CRITIQUE OF THE ARTICLE

        The article "Live or let die: managing safety management system strategies and stakeholders " by Jon Kevin Loebbaka and Alfred Lewis, appears in a book in the Business Strategy Seriesseeks to address how the three stages of SMS strategy processes have the ability to create, change, and form upon the organization’s workplace safety performance.  The research problem being addressed is whether the authors can prove that the possibility of safety problems in an organization is embodied in management’s proper identification of successful SMS strategies.  

It is clear from the abstract of the article that this is no simple issue.  In fact, the article is fairly confusing for the first couple paragraphs.  The author starts by saying that SMSs have been shaped by three major stakeholders in the USA.  In my opinion, it is not necessary for the author to give detailed explanation about any other additional information that is not relevant towards the topic that needs to be discussed.

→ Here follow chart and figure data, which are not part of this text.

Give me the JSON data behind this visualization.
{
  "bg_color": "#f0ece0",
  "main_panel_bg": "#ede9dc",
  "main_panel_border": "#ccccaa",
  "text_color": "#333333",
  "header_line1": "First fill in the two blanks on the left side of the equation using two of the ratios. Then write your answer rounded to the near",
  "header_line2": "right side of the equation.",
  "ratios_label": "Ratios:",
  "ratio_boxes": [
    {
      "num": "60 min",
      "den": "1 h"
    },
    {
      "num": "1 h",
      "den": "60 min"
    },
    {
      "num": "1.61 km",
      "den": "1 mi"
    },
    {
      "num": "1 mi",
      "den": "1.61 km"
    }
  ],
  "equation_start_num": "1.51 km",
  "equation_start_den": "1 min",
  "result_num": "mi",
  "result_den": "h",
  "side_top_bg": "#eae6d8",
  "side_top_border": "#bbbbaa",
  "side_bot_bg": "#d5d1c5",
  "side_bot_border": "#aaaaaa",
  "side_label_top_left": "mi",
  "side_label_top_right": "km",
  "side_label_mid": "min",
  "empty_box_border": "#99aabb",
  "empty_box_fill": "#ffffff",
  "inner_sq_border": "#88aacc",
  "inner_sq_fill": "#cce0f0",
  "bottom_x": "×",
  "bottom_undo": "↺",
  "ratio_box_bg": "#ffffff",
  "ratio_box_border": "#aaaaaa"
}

Another influence is that the authors keep on repeating phrases in a certain paragraph. Jon Kevin Loebbaka and Alfred Lewis writes “The scope of this safety problem is embodied in management’s proper identification of successful SMS strategies, integration of those strategies within the firm’s overall strategic thrust, and allocation of the firm’s limited resources.”  The exact phrase has been repeated on the second line of the third paragraph.  They did not paraphrase the points that have been stated in the first paragraph of the introduction of the article, at which the mistake they did is unprofessional.  

On the other hand, to such a complicated issue, the author sums the research up well by addressing three stages of SMS strategy processes        . The authors cite examples in order to prove the stages of SMS strategy processes can create, change, and form upon the workplace safety performance of an organization.  At the first SMS strategy step, the safety environment sense making process builds a set of shared senses or meanings and purposes in understanding the organization’s safety environment (Choo, 2002; Loebbaka, 2008). This is result from current and future regulations, industry standards, workplace injuries, fatalities, and changes in workers’ compensation costs. The second SMS strategy step involves the identification of safety issues.  Grant (2002) indicates that this stage influences the firm’s safety knowledge to produce new capabilities.  The point stated by Jon Kevin Loebbaka and Alfred Lewis is proven to be true because other author also supports it.  As for the final SMS strategy which is the decision making resulting in actions.  The authors stresses that this step affects the firm’s finances, influences stakeholders’ views of the firm, and boosts competitive advantage.  This is excellently laid out as a theory, the authors eventually declare that there are no other successful SMS strategies.